Staff Core Values: Loyalty
Loyalty
We protect each other.
{…All believers were of one heart and mind. –Acts 4:32}
Chances are you grew up with at least one sibling. There’s nothing quite like the relationship between siblings! You may have a lot in common, or you may be polar opposites, but one thing is always true: you’re family, and you protect each other. If someone tries to mess with your brother or sister, you will go Jack Bauer on that person! You will go straight up ninja on them! I don’t think so, bro!! No one messes with MY brother or sister!
Isn’t it true?!? If someone threatens to cause our family physical or emotional harm, we will protect them without hesitating. Why? Because we are loyal to them, and, frankly, it’s not because they did anything to deserve our loyalty. It’s because of who they are – family. And we protect family.
In the same way, at NLC we view our staff as a family and our fellow staff members as brothers and sisters, so when we become a part of this staff, we are committing to protect one another, REGARDLESS of if we feel that the fellow staff members have done anything to deserve our loyalty.
This is so important because if we fail to be loyal, it will give way to disunity. Disunity and moral failure are two of the main things that can hinder what God is doing at NLC. Our commitment to loyalty provides unity.
Here are four ways we define loyalty:
1 . We speak positively of other staff members.
At NLC we do not speak negatively of other staff members. We have to be very careful about that. What we might think of as just “venting” could potentially do serious damage. Dave Ramsey defines “gossip” as discussing anything negative with someone who can’t help solve the problem.
Just as parents have to be united and not divided in their parenting, so we have to be united as a staff.

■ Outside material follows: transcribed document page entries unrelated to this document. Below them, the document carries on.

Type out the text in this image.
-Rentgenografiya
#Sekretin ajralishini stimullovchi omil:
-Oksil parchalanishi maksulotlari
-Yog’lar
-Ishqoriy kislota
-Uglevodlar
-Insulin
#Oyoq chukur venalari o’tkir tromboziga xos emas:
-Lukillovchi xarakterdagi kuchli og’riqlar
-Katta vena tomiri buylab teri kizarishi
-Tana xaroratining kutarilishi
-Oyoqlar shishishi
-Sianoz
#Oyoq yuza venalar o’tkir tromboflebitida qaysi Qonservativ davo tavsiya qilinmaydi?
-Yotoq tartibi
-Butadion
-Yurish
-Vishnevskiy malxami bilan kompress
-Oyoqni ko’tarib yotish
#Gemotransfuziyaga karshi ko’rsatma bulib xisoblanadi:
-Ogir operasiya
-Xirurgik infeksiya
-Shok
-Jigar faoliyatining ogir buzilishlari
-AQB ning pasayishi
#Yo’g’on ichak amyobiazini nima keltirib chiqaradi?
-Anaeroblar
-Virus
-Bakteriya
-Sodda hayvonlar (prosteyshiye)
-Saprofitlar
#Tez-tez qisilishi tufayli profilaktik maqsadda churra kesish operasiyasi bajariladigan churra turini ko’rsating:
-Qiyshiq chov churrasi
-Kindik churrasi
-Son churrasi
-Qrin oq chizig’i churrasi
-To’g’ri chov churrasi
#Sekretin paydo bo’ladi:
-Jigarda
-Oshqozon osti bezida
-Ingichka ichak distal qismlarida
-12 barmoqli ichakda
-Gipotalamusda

Nothing breaks down loyalty like gossip or speaking negatively of others. Instead, we should be positive and life giving when we talk about other staff members.
2. Our loyalty is up – to our supervisor and to the vision of the church – not down to the people we lead.

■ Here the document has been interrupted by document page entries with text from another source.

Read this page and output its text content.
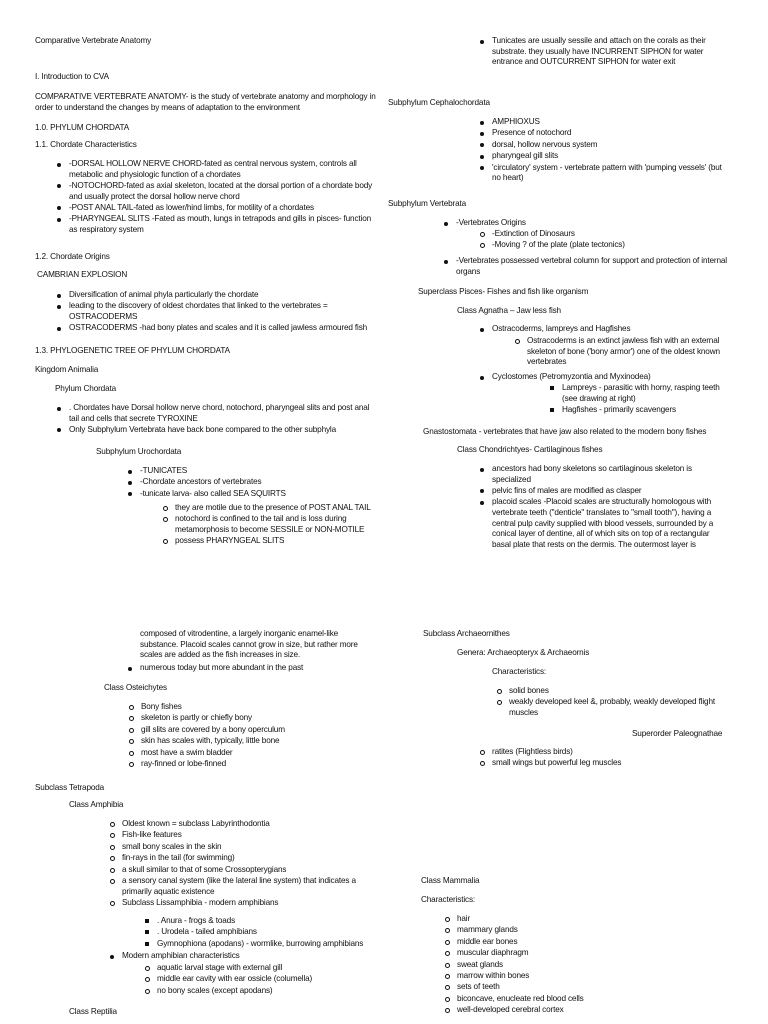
Comparative Vertebrate Anatomy
I. Introduction to CVA
COMPARATIVE VERTEBRATE ANATOMY- is the study of vertebrate anatomy and morphology in
order to understand the changes by means of adaptation to the environment
1.0. PHYLUM CHORDATA
1.1. Chordate Characteristics
-DORSAL HOLLOW NERVE CHORD-fated as central nervous system, controls all
metabolic and physiologic function of a chordates
-NOTOCHORD-fated as axial skeleton, located at the dorsal portion of a chordate body
and usually protect the dorsal hollow nerve chord
-POST ANAL TAIL-fated as lower/hind limbs, for motility of a chordates
-PHARYNGEAL SLITS -Fated as mouth, lungs in tetrapods and gills in pisces- function
as respiratory system
1.2. Chordate Origins
CAMBRIAN EXPLOSION
Diversification of animal phyla particularly the chordate
leading to the discovery of oldest chordates that linked to the vertebrates =
OSTRACODERMS
OSTRACODERMS -had bony plates and scales and it is called jawless armoured fish
1.3. PHYLOGENETIC TREE OF PHYLUM CHORDATA
Kingdom Animalia
Phylum Chordata
. Chordates have Dorsal hollow nerve chord, notochord, pharyngeal slits and post anal
tail and cells that secrete TYROXINE
Only Subphylum Vertebrata have back bone compared to the other subphyla
Subphylum Urochordata
-TUNICATES
-Chordate ancestors of vertebrates
-tunicate larva- also called SEA SQUIRTS
they are motile due to the presence of POST ANAL TAIL
notochord is confined to the tail and is loss during
metamorphosis to become SESSILE or NON-MOTILE
possess PHARYNGEAL SLITS
Tunicates are usually sessile and attach on the corals as their
substrate. they usually have INCURRENT SIPHON for water
entrance and OUTCURRENT SIPHON for water exit
Subphylum Cephalochordata
AMPHIOXUS
Presence of notochord
dorsal, hollow nervous system
pharyngeal gill slits
'circulatory' system - vertebrate pattern with 'pumping vessels' (but
no heart)
Subphylum Vertebrata
-Vertebrates Origins
-Extinction of Dinosaurs
-Moving ? of the plate (plate tectonics)
-Vertebrates possessed vertebral column for support and protection of internal
organs
Superclass Pisces- Fishes and fish like organism
Class Agnatha – Jaw less fish
Ostracoderms, lampreys and Hagfishes
Ostracoderms is an extinct jawless fish with an external
skeleton of bone ('bony armor') one of the oldest known
vertebrates
Cyclostomes (Petromyzontia and Myxinodea)
Lampreys - parasitic with horny, rasping teeth
(see drawing at right)
Hagfishes - primarily scavengers
Gnastostomata - vertebrates that have jaw also related to the modern bony fishes
Class Chondrichtyes- Cartilaginous fishes
ancestors had bony skeletons so cartilaginous skeleton is
specialized
pelvic fins of males are modified as clasper
placoid scales -Placoid scales are structurally homologous with
vertebrate teeth ("denticle" translates to "small tooth"), having a
central pulp cavity supplied with blood vessels, surrounded by a
conical layer of dentine, all of which sits on top of a rectangular
basal plate that rests on the dermis. The outermost layer is
composed of vitrodentine, a largely inorganic enamel-like
substance. Placoid scales cannot grow in size, but rather more
scales are added as the fish increases in size.
numerous today but more abundant in the past
Class Osteichytes
Bony fishes
skeleton is partly or chiefly bony
gill slits are covered by a bony operculum
skin has scales with, typically, little bone
most have a swim bladder
ray-finned or lobe-finned
Subclass Tetrapoda
Class Amphibia
Oldest known = subclass Labyrinthodontia
Fish-like features
small bony scales in the skin
fin-rays in the tail (for swimming)
a skull similar to that of some Crossopterygians
a sensory canal system (like the lateral line system) that indicates a
primarily aquatic existence
Subclass Lissamphibia - modern amphibians
. Anura - frogs & toads
. Urodela - tailed amphibians
Gymnophiona (apodans) - wormlike, burrowing amphibians
Modern amphibian characteristics
aquatic larval stage with external gill
middle ear cavity with ear ossicle (columella)
no bony scales (except apodans)
Class Reptilia
Subclass Archaeornithes
Genera: Archaeopteryx & Archaeornis
Characteristics:
solid bones
weakly developed keel &, probably, weakly developed flight
muscles
Superorder Paleognathae
ratites (Flightless birds)
small wings but powerful leg muscles
Class Mammalia
Characteristics:
hair
mammary glands
middle ear bones
muscular diaphragm
sweat glands
marrow within bones
sets of teeth
biconcave, enucleate red blood cells
well-developed cerebral cortex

This is key. Being in ministry, our tendency could very easily be to feel like we need to protect and defend our volunteers or our department. No – loyalty is UP. If our loyalty is down, it leads to resenting the vision and the leadership. Our job isn’t to be loyal to our volunteers; our job is to accomplish the vision of the church.
3. We give staff members the benefit of the doubt and defend them to others.

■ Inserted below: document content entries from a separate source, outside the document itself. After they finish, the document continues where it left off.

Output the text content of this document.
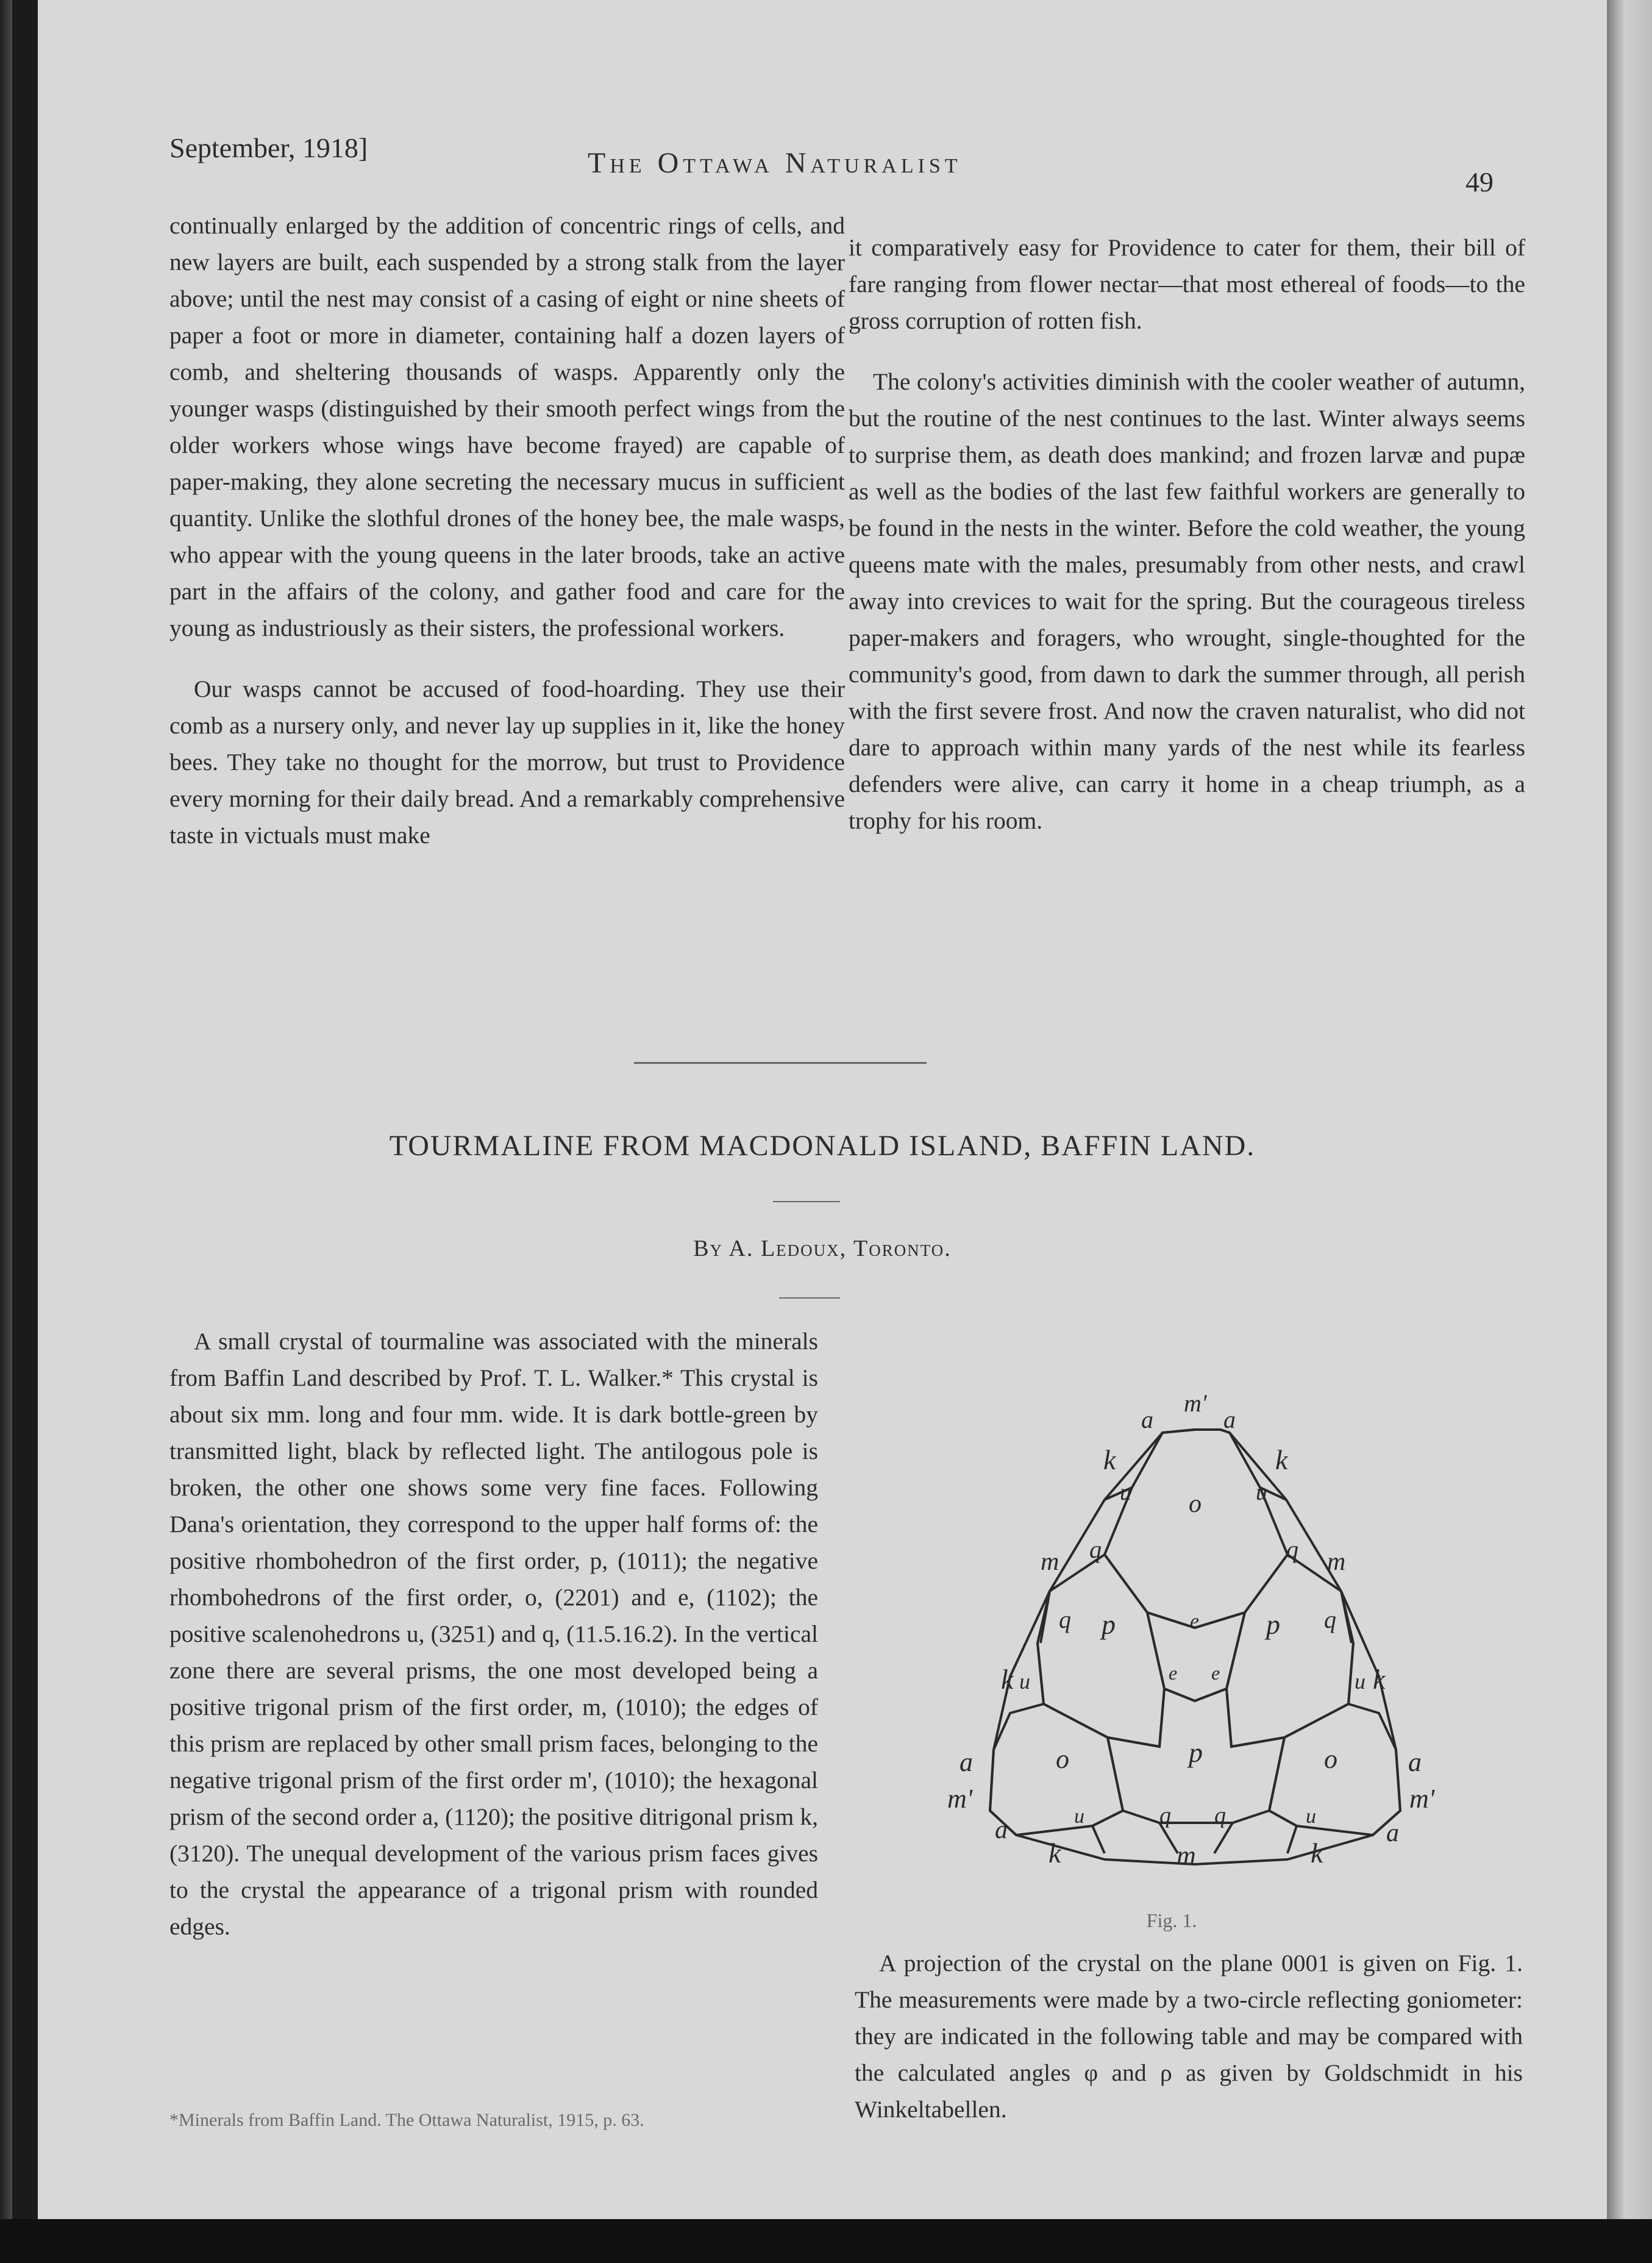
September, 1918]	The Ottawa Naturalist
49

continually enlarged by the addition of concentric rings of cells, and new layers are built, each suspended by a strong stalk from the layer above; until the nest may consist of a casing of eight or nine sheets of paper a foot or more in diameter, containing half a dozen layers of comb, and sheltering thousands of wasps. Apparently only the younger wasps (distinguished by their smooth perfect wings from the older workers whose wings have become frayed) are capable of paper-making, they alone secreting the necessary mucus in sufficient quantity. Unlike the slothful drones of the honey bee, the male wasps, who appear with the young queens in the later broods, take an active part in the affairs of the colony, and gather food and care for the young as industriously as their sisters, the professional workers.

Our wasps cannot be accused of food-hoarding. They use their comb as a nursery only, and never lay up supplies in it, like the honey bees. They take no thought for the morrow, but trust to Providence every morning for their daily bread. And a remarkably comprehensive taste in victuals must make

it comparatively easy for Providence to cater for them, their bill of fare ranging from flower nectar—that most ethereal of foods—to the gross corruption of rotten fish.

The colony's activities diminish with the cooler weather of autumn, but the routine of the nest continues to the last. Winter always seems to surprise them, as death does mankind; and frozen larvæ and pupæ as well as the bodies of the last few faithful workers are generally to be found in the nests in the winter. Before the cold weather, the young queens mate with the males, presumably from other nests, and crawl away into crevices to wait for the spring. But the courageous tireless paper-makers and foragers, who wrought, single-thoughted for the community's good, from dawn to dark the summer through, all perish with the first severe frost. And now the craven naturalist, who did not dare to approach within many yards of the nest while its fearless defenders were alive, can carry it home in a cheap triumph, as a trophy for his room.

TOURMALINE FROM MACDONALD ISLAND, BAFFIN LAND.
By A. Ledoux, Toronto.

A small crystal of tourmaline was associated with the minerals from Baffin Land described by Prof. T. L. Walker.* This crystal is about six mm. long and four mm. wide. It is dark bottle-green by transmitted light, black by reflected light. The antilogous pole is broken, the other one shows some very fine faces. Following Dana's orientation, they correspond to the upper half forms of: the positive rhombohedron of the first order, p, (1011); the negative rhombohedrons of the first order, o, (2201) and e, (1102); the positive scalenohedrons u, (3251) and q, (11.5.16.2). In the vertical zone there are several prisms, the one most developed being a positive trigonal prism of the first order, m, (1010); the edges of this prism are replaced by other small prism faces, belonging to the negative trigonal prism of the first order m', (1010); the hexagonal prism of the second order a, (1120); the positive ditrigonal prism k, (3120). The unequal development of the various prism faces gives to the crystal the appearance of a trigonal prism with rounded edges.

*Minerals from Baffin Land. The Ottawa Naturalist, 1915, p. 63.
m'
a	a
k	k
u	u
o
m	m
q	q
q	q
p	p
e
e e
k	k
u	u
o	o
p
a	a
m'	m'
a	a
u	u
q q
k	k
m
Fig. 1.

A projection of the crystal on the plane 0001 is given on Fig. 1. The measurements were made by a two-circle reflecting goniometer: they are indicated in the following table and may be compared with the calculated angles φ and ρ as given by Goldschmidt in his Winkeltabellen.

True loyalty means always giving each other the benefit of the doubt… always. Chances are that at some point or another, you will be in a situation where a church member comes up to you in the foyer and tells you they are upset about something another staff member said or did. Whether the story makes sense to you or not, give that staff member the benefit of the doubt. Our response to the church member in that situation can be, “I don’t know why that decision was made, but I know that their heart was right. Let’s go talk to him/her.” We always, always, always drive people toward having conversations with the person they have the issue with.
When it comes to decisions made by other staff members, we won’t always know the “why” behind it, but we can assume that the heart was right. If you are having an issue trusting another staff member’s heart, go and talk to them about it.
4. We believe that the leadership of the church has our best interest in mind.
There may be things that the leadership decides that we may or may not completely understand. Even when we don’t understand why a decision was made, we can always know that that our leadership bathes decisions in prayer, seeks wise counsel, doesn’t make decisions lightly, and makes them for the best of NLC. As leaders we need to use the health and well-being of staff members as one of the biggest filters in the decision-making process. They are not just employees to us. They need to know that we care about them!